The GPU execution model is noticeably different to that of the host CPU. In the context of stepping operations, that is, step in, step over, or step out, there are critical differences to note.

NVIDIA

The smallest execution unit on a NVIDIA GPU is a warp, which on current GPUs is 32 threads. All threads in a warp execute in lockstep, which means that you cannot step each thread individually. All active threads in the warp execute step at the same time.

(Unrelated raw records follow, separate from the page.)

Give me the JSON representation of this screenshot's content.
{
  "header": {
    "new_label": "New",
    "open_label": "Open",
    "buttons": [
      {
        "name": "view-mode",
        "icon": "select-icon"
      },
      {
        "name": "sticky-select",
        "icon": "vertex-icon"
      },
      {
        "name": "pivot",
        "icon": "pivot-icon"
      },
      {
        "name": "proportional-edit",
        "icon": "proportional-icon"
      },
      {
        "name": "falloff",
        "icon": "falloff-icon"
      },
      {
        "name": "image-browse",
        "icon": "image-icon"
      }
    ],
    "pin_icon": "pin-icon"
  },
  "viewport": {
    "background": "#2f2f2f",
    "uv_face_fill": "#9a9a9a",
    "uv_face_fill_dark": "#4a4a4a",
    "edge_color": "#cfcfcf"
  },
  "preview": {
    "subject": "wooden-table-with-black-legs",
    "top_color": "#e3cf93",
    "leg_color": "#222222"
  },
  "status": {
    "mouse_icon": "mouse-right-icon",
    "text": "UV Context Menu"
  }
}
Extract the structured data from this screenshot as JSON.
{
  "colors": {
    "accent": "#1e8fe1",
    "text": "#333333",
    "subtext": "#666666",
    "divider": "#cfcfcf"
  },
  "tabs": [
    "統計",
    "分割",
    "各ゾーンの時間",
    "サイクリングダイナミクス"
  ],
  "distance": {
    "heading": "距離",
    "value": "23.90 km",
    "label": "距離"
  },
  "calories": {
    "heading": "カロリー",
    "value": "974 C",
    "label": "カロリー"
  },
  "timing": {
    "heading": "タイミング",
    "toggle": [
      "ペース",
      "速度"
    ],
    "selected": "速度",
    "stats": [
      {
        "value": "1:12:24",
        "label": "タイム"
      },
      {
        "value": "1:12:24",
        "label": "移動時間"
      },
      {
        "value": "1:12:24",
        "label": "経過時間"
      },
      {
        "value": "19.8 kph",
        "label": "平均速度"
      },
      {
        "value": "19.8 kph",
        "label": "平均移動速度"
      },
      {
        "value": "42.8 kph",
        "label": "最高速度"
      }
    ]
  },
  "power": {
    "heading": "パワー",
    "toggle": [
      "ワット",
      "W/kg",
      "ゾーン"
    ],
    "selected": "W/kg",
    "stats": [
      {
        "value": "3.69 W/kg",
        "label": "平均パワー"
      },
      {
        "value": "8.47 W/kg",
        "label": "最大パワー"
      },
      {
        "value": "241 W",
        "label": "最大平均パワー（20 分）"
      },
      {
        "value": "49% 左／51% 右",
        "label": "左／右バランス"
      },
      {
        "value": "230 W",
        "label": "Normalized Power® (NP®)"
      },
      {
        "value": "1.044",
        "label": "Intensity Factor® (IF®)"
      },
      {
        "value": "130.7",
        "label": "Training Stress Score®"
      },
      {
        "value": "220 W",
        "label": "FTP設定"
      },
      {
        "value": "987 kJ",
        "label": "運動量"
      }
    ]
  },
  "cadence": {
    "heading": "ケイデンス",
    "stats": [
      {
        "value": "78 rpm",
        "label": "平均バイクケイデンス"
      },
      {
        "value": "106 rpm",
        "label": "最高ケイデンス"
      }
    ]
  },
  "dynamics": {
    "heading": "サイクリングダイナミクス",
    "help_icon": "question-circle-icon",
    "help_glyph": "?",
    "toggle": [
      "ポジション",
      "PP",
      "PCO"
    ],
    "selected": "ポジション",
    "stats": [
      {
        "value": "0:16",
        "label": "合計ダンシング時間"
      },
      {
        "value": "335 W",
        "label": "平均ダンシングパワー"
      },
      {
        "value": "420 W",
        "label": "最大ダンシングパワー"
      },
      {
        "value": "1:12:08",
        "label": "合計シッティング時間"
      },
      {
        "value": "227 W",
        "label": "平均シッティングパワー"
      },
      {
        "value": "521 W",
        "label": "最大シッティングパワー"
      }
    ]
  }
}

It is not currently possible to step over or step out of inlined GPU functions.

Note

NVIDIA GPU functions are often inlined by the compiler. This can be avoided (dependent on hardware) by specifying the __noinline__ keyword in your function declaration.

AMD

The smallest execution unit on an AMD GPU is a wavefront, which on current GPUs is 64 threads. All threads in a wavefront execute in lockstep, which means that you cannot step each thread individually. All active threads in the wavefront execute step at the same time.

Intel Xe

The smallest execution unit on an Intel Xe GPU is a sub-group, which on current GPUs is typically 8, 16 or 32 threads. All threads in a sub-group execute in lockstep, which means that you cannot step each thread individually. All active threads in the sub-group execute step at the same time.

Running and pausing

Click Play/Continue to run all GPU threads. It is not possible to run individual blocks, warps, or threads (NVIDIA) or workgroups, wavefronts, or threads (AMD), or workgroups, sub-groups or threads (Intel Xe).

Click Pause to pause a running kernel. Note that the pause operation is not as quick for GPUs as for regular CPUs.